Chief Happiness Officer
Cette tendance est portée par l’apparition d’un nouveau poste en entreprise depuis 2010 : le Chief Happiness Officer. 96 postes ont été créés en 2016. Leur rôle est justement de mettre du lien dans l’organisation et favoriser le contexte de liberté évoquée plus haut. Peu sont encore cependant présents dans les comités de direction. Quelques grandes enseignes comme la Maif, Norauto ou Kiabi ont franchi le pas, et beaucoup de startups utilisent aujourd’hui cette dénomination. Et bien d’autres sociétés ne revendiquent pas ces pratiques même si elles sont naturellement dans cet état d’esprit.

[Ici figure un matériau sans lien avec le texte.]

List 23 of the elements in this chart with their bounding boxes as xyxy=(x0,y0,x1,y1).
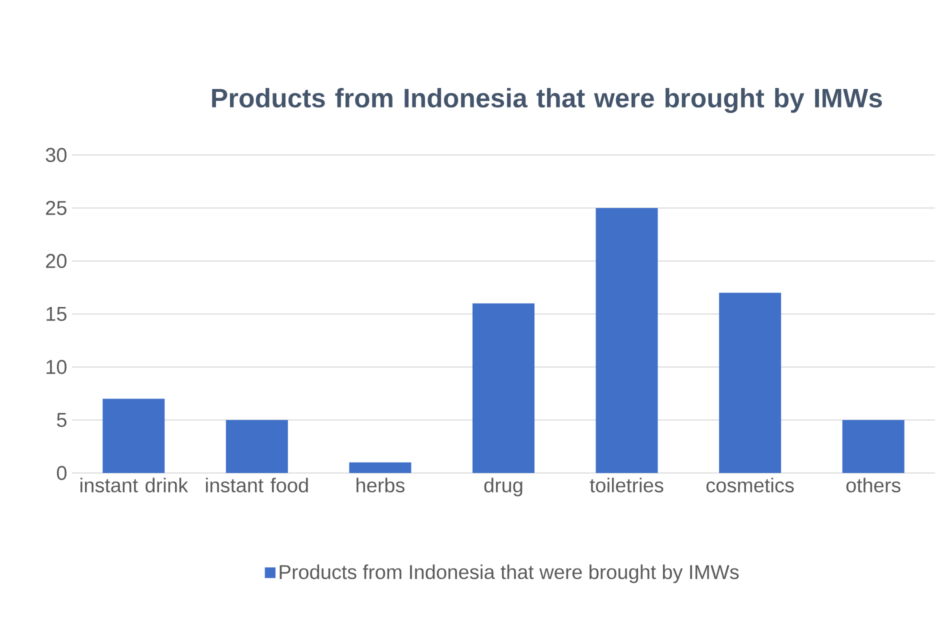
x-tick-label: instant drink xyxy=(80,478,188,492)
y-tick-label: 15 xyxy=(46,307,66,321)
bar xyxy=(349,462,412,473)
bar xyxy=(596,208,658,473)
x-tick-label: herbs xyxy=(356,478,404,492)
y-tick-label: 25 xyxy=(46,200,66,216)
x-tick-label: cosmetics xyxy=(706,478,794,492)
bar xyxy=(719,292,782,473)
chart-title: Products from Indonesia that were brought by IMWs xyxy=(212,88,882,113)
y-tick-label: 0 xyxy=(56,466,66,480)
y-tick-label: 10 xyxy=(46,360,66,374)
bar xyxy=(472,303,534,473)
y-tick-label: 30 xyxy=(46,148,66,162)
x-tick-label: instant food xyxy=(206,478,308,492)
legend-label: Products from Indonesia that were brought by IMWs xyxy=(280,564,739,584)
x-tick-label: drug xyxy=(484,478,522,496)
x-tick-label: toiletries xyxy=(590,478,664,492)
bar xyxy=(102,398,165,473)
y-tick-label: 20 xyxy=(46,254,66,268)
bar xyxy=(842,420,904,473)
y-tick-label: 5 xyxy=(56,413,66,427)
x-tick-label: others xyxy=(846,478,900,492)
bar xyxy=(226,420,288,473)
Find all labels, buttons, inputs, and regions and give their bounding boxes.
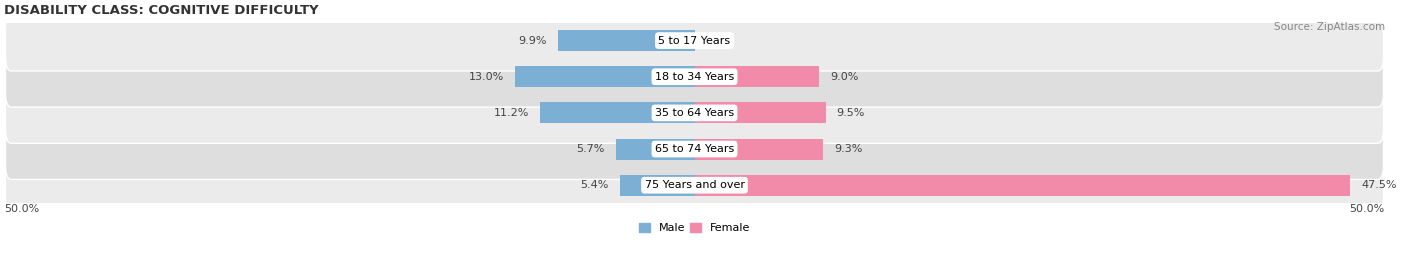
FancyBboxPatch shape (6, 119, 1384, 179)
FancyBboxPatch shape (6, 155, 1384, 215)
FancyBboxPatch shape (6, 46, 1384, 107)
Text: 9.3%: 9.3% (834, 144, 862, 154)
Text: 5.7%: 5.7% (576, 144, 605, 154)
Bar (695, 139, 823, 160)
Bar (540, 102, 695, 123)
Text: 47.5%: 47.5% (1361, 180, 1398, 190)
Bar (620, 175, 695, 196)
Text: 9.0%: 9.0% (830, 72, 858, 82)
Bar (558, 30, 695, 51)
Text: 18 to 34 Years: 18 to 34 Years (655, 72, 734, 82)
Text: 9.5%: 9.5% (837, 108, 865, 118)
Text: 50.0%: 50.0% (4, 204, 39, 214)
Text: 11.2%: 11.2% (494, 108, 529, 118)
Text: 50.0%: 50.0% (1350, 204, 1385, 214)
Text: DISABILITY CLASS: COGNITIVE DIFFICULTY: DISABILITY CLASS: COGNITIVE DIFFICULTY (4, 4, 319, 17)
Text: 5.4%: 5.4% (581, 180, 609, 190)
Bar (616, 139, 695, 160)
Legend: Male, Female: Male, Female (634, 218, 755, 238)
Text: 0.0%: 0.0% (706, 36, 734, 45)
Text: 9.9%: 9.9% (519, 36, 547, 45)
Text: 75 Years and over: 75 Years and over (644, 180, 745, 190)
Text: 13.0%: 13.0% (468, 72, 503, 82)
Text: 5 to 17 Years: 5 to 17 Years (658, 36, 731, 45)
FancyBboxPatch shape (6, 10, 1384, 71)
Text: Source: ZipAtlas.com: Source: ZipAtlas.com (1274, 22, 1385, 31)
FancyBboxPatch shape (6, 83, 1384, 143)
Bar (515, 66, 695, 87)
Text: 65 to 74 Years: 65 to 74 Years (655, 144, 734, 154)
Text: 35 to 64 Years: 35 to 64 Years (655, 108, 734, 118)
Bar (695, 102, 825, 123)
Bar (695, 66, 818, 87)
Bar (695, 175, 1350, 196)
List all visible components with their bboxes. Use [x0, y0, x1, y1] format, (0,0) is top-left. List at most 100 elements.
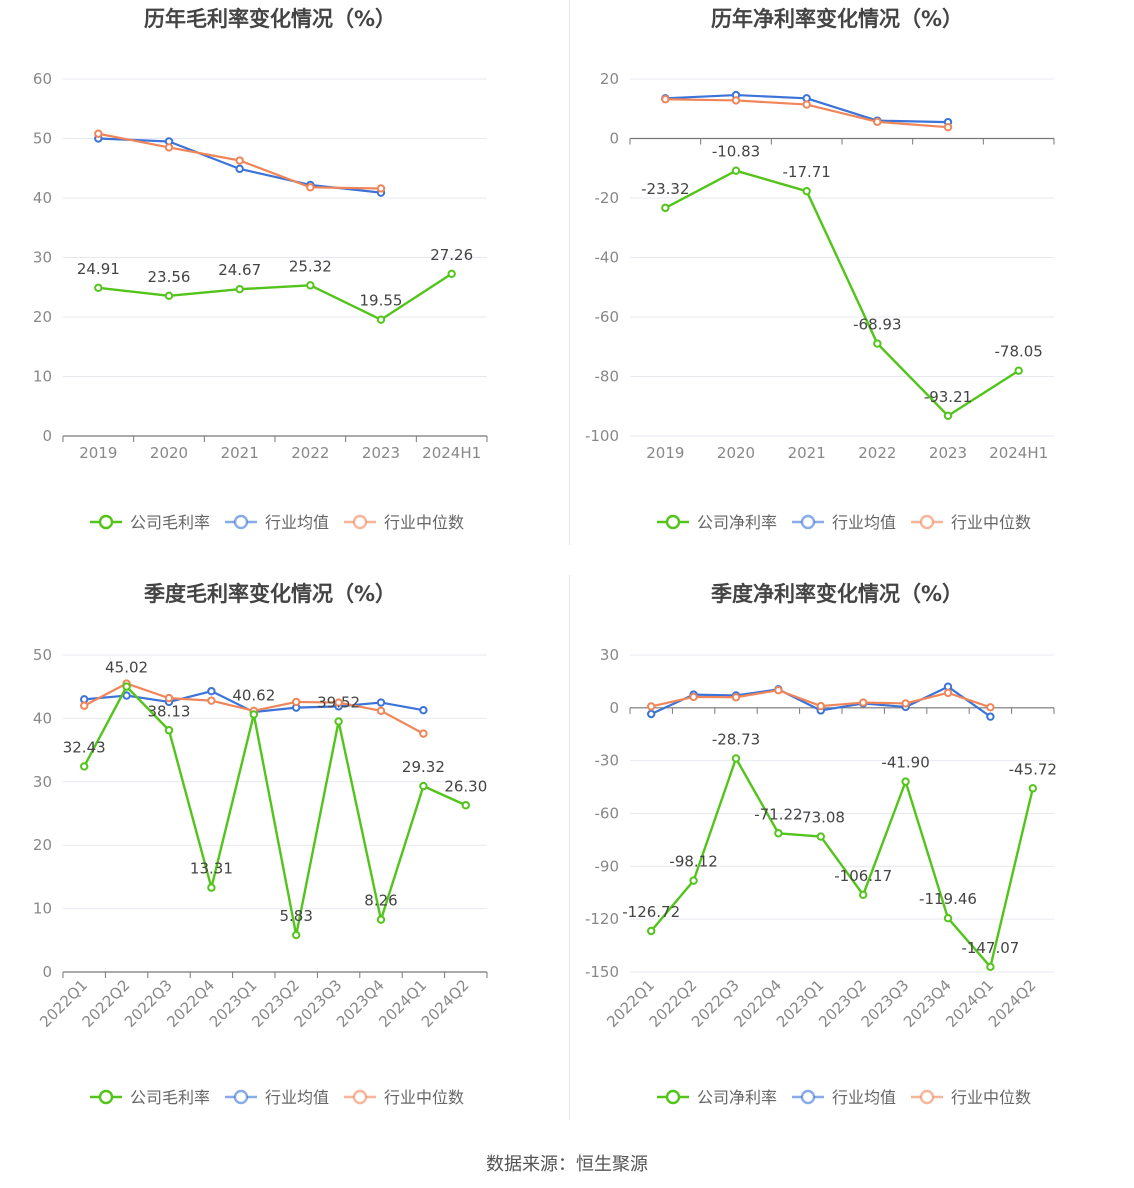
data-label: 38.13: [148, 702, 191, 720]
data-label: 24.91: [77, 260, 120, 278]
x-tick-label: 2021: [788, 444, 826, 462]
data-point-median: [774, 686, 783, 695]
x-tick-label: 2020: [150, 444, 188, 462]
x-tick-label: 2021: [221, 444, 259, 462]
data-label: 45.02: [105, 659, 148, 677]
data-point-company: [986, 962, 995, 972]
x-tick-label: 2024H1: [989, 444, 1048, 462]
data-point-median: [901, 699, 910, 708]
data-label: 8.26: [364, 892, 397, 910]
data-point-median: [419, 729, 428, 738]
data-point-median: [859, 698, 868, 707]
data-point-company: [164, 291, 174, 301]
x-tick-label: 2019: [79, 444, 117, 462]
data-label: 13.31: [190, 860, 233, 878]
chart-quarterly-gross-margin: 季度毛利率变化情况（%）010203040502022Q12022Q22022Q…: [33, 582, 488, 1107]
legend-item-avg: 行业均值: [792, 513, 896, 532]
data-point-company: [661, 203, 670, 213]
y-tick-label: 30: [600, 646, 619, 664]
data-point-median: [80, 701, 89, 710]
panel-divider-bottom: [569, 575, 570, 1120]
chart-title: 季度毛利率变化情况（%）: [144, 582, 396, 606]
data-point-median: [292, 697, 301, 707]
data-point-company: [164, 726, 174, 735]
data-point-company: [731, 166, 741, 175]
data-point-avg: [207, 686, 216, 696]
data-label: 23.56: [148, 268, 191, 286]
chart-title: 历年净利率变化情况（%）: [711, 7, 963, 31]
data-point-company: [731, 754, 741, 763]
legend-item-company: 公司毛利率: [90, 1088, 210, 1107]
chart-panel-annual-net-margin: 历年净利率变化情况（%） -100 -80 -60 -40 -20 0 20 2019 2020 2…: [567, 0, 1134, 575]
data-label: 29.32: [402, 758, 445, 776]
y-tick-label: 20: [33, 308, 52, 326]
legend-label: 行业中位数: [384, 1088, 464, 1107]
data-point-avg: [376, 698, 386, 707]
data-point-median: [731, 96, 741, 105]
data-point-median: [376, 706, 386, 715]
y-tick-label: -80: [595, 368, 620, 386]
data-label: 32.43: [63, 738, 106, 756]
data-label: 5.83: [279, 907, 312, 925]
data-point-median: [306, 183, 315, 192]
data-label: -23.32: [641, 180, 689, 198]
y-tick-label: 0: [42, 963, 52, 981]
legend-marker: [352, 1089, 368, 1105]
data-point-company: [249, 710, 259, 719]
legend-item-median: 行业中位数: [911, 1088, 1031, 1107]
y-tick-label: -20: [595, 189, 620, 207]
data-point-avg: [122, 691, 131, 700]
y-tick-label: 20: [600, 70, 619, 88]
data-label: -17.71: [782, 163, 830, 181]
data-point-company: [376, 915, 386, 924]
data-label: -68.93: [853, 316, 901, 334]
legend-marker: [98, 1089, 114, 1105]
y-tick-label: -60: [595, 308, 620, 326]
data-source: 数据来源：恒生聚源: [486, 1154, 648, 1175]
data-point-company: [689, 876, 698, 885]
x-tick-label: 2023: [929, 444, 967, 462]
data-point-company: [873, 339, 882, 348]
legend-marker: [800, 1089, 816, 1105]
data-point-median: [334, 698, 343, 707]
y-tick-label: -60: [595, 805, 620, 823]
data-label: -147.07: [961, 939, 1019, 957]
legend-item-median: 行业中位数: [911, 513, 1031, 532]
chart-annual-net-margin: 历年净利率变化情况（%） -100 -80 -60 -40 -20 0 20 2019 2020 2…: [585, 7, 1055, 532]
data-label: -41.90: [881, 754, 929, 772]
y-tick-label: 30: [33, 249, 52, 267]
data-point-median: [164, 143, 174, 152]
legend-marker: [665, 514, 681, 530]
x-tick-label: 2023: [362, 444, 400, 462]
data-point-company: [802, 186, 811, 196]
legend-item-company: 公司毛利率: [90, 513, 210, 532]
y-tick-label: -90: [595, 857, 620, 875]
data-point-company: [80, 762, 89, 771]
data-label: -119.46: [919, 890, 977, 908]
legend-marker: [919, 1089, 935, 1105]
chart-title: 历年毛利率变化情况（%）: [144, 7, 396, 31]
data-point-median: [207, 696, 216, 705]
data-point-company: [122, 682, 131, 691]
data-label: -78.05: [994, 343, 1042, 361]
x-tick-label: 2024Q2: [418, 976, 473, 1031]
panel-divider-top: [569, 0, 570, 545]
data-point-company: [94, 283, 103, 292]
data-point-avg: [986, 712, 995, 721]
legend-marker: [98, 514, 114, 530]
data-point-median: [164, 693, 174, 703]
legend-label: 公司毛利率: [130, 1088, 210, 1107]
data-point-company: [461, 801, 470, 810]
legend-label: 行业中位数: [384, 513, 464, 532]
legend-marker: [233, 514, 249, 530]
x-tick-label: 2024Q2: [985, 976, 1040, 1031]
data-point-company: [901, 777, 910, 786]
data-label: -45.72: [1009, 760, 1057, 778]
legend-marker: [919, 514, 935, 530]
x-tick-label: 2022: [291, 444, 329, 462]
data-label: -106.17: [834, 867, 892, 885]
data-point-company: [306, 281, 315, 290]
y-tick-label: 10: [33, 900, 52, 918]
y-tick-label: -40: [595, 249, 620, 267]
data-point-company: [334, 717, 343, 726]
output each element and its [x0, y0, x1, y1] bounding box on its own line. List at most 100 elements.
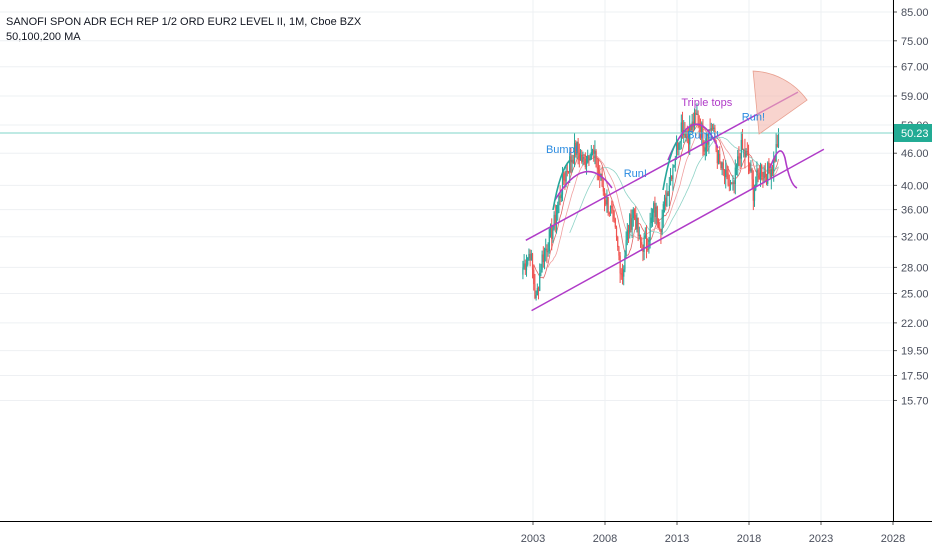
candle-body: [655, 206, 657, 217]
candle-body: [732, 182, 734, 184]
annotation-label: Run!: [742, 112, 765, 124]
candle-body: [546, 248, 548, 253]
candle-body: [590, 152, 592, 159]
candle-body: [719, 153, 721, 163]
candle-body: [565, 170, 567, 182]
candle-body: [653, 203, 655, 213]
candle-body: [656, 206, 658, 223]
candle-body: [589, 158, 591, 161]
candle-body: [773, 158, 775, 172]
candle-body: [530, 253, 532, 261]
candle-body: [561, 173, 564, 195]
candle-body: [545, 248, 547, 251]
candle-body: [735, 167, 738, 169]
candle-body: [541, 254, 543, 270]
candle-body: [602, 186, 604, 192]
candle-body: [588, 155, 590, 161]
channel-lower-line: [531, 148, 825, 312]
candle-body: [615, 227, 618, 238]
candle-body: [623, 269, 625, 277]
bump-arc-2005: [554, 170, 613, 201]
candle-body: [737, 156, 739, 168]
candle-body: [715, 141, 717, 151]
candle-body: [752, 179, 754, 201]
candle-body: [738, 156, 740, 158]
bump-stem-2013: [662, 139, 679, 191]
candle-body: [618, 247, 620, 256]
candle-body: [704, 147, 706, 152]
candle-body: [776, 144, 778, 147]
candle-body: [729, 182, 732, 186]
candle-body: [763, 171, 765, 178]
candle-body: [668, 185, 670, 196]
candle-body: [611, 206, 613, 208]
candle-body: [558, 196, 560, 205]
candle-body: [543, 250, 546, 262]
annotation-label: Bump!: [546, 144, 578, 156]
candle-body: [569, 156, 571, 173]
candle-body: [597, 168, 600, 172]
candle-body: [661, 216, 663, 233]
candle-body: [551, 225, 553, 239]
candle-body: [536, 287, 538, 296]
candle-body: [629, 214, 631, 233]
candle-body: [559, 196, 561, 199]
candle-body: [678, 143, 680, 150]
candle-body: [560, 194, 562, 199]
candle-body: [673, 164, 675, 168]
candle-body: [666, 192, 668, 206]
candle-body: [639, 234, 642, 243]
x-tick-label: 2008: [593, 533, 617, 545]
indicator-legend[interactable]: 50,100,200 MA: [6, 31, 81, 43]
candle-body: [620, 273, 622, 275]
candle-body: [577, 141, 579, 153]
candle-body: [716, 150, 718, 164]
candle-body: [758, 172, 760, 180]
candle-body: [710, 128, 712, 130]
candle-body: [770, 168, 772, 179]
candle-body: [612, 207, 614, 211]
candle-body: [603, 191, 606, 201]
candle-body: [733, 182, 735, 185]
candle-body: [608, 212, 610, 214]
candle-body: [594, 151, 596, 154]
candle-body: [650, 217, 652, 224]
candle-body: [537, 287, 540, 291]
candle-body: [727, 173, 729, 185]
candle-body: [728, 184, 730, 186]
candle-body: [605, 200, 607, 205]
candle-body: [642, 244, 644, 252]
y-tick-label: 36.00: [901, 205, 929, 217]
candle-body: [643, 238, 645, 252]
candle-body: [720, 162, 722, 169]
y-tick-label: 46.00: [901, 148, 929, 160]
candle-body: [596, 167, 598, 169]
candle-body: [701, 125, 703, 138]
annotation-label: Run!: [624, 168, 647, 180]
y-tick-label: 19.50: [901, 346, 929, 358]
candle-body: [695, 112, 697, 115]
candle-body: [539, 272, 541, 291]
candle-body: [759, 165, 762, 180]
candle-body: [714, 127, 716, 142]
candle-body: [702, 125, 704, 147]
candle-body: [553, 214, 555, 229]
candle-body: [547, 251, 549, 253]
candle-body: [557, 204, 559, 214]
y-tick-label: 25.00: [901, 288, 929, 300]
candle-body: [681, 122, 684, 136]
candle-body: [576, 141, 578, 155]
candle-body: [570, 156, 572, 163]
candle-body: [698, 124, 700, 128]
candle-body: [523, 263, 525, 268]
candle-body: [632, 209, 634, 219]
y-tick-label: 75.00: [901, 36, 929, 48]
candle-body: [638, 234, 640, 236]
candle-body: [740, 140, 742, 159]
candle-body: [663, 197, 666, 205]
last-price-badge: [894, 123, 932, 142]
x-tick-label: 2018: [737, 533, 761, 545]
candle-body: [645, 235, 648, 249]
candle-body: [734, 167, 736, 185]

Demain, le bonheur au travail ?
Pour conclure, mon impression est que pour que le bonheur s’immisce au travail, il faut qu’il sorte de l’espace des ressources humaines même s’il est primordial que cette fonction soit sensibilisée. Tout un chacun peut évoluer, toute fonction confondue, un petit groupe peut pousser la valorisation de l’utilisation du cerveau droit. Par dessus tout, je ne pense pas qu’il s’agisse de question de bisounours mais d’organisation et de volonté de la direction. Beaucoup de réponses existent : les entreprises libérées, l’Holacratie, les Organisations Responsive et j’en passe. À chaque groupe, en fonction de son niveau de conscience de choisir les réponses qui lui conviennent.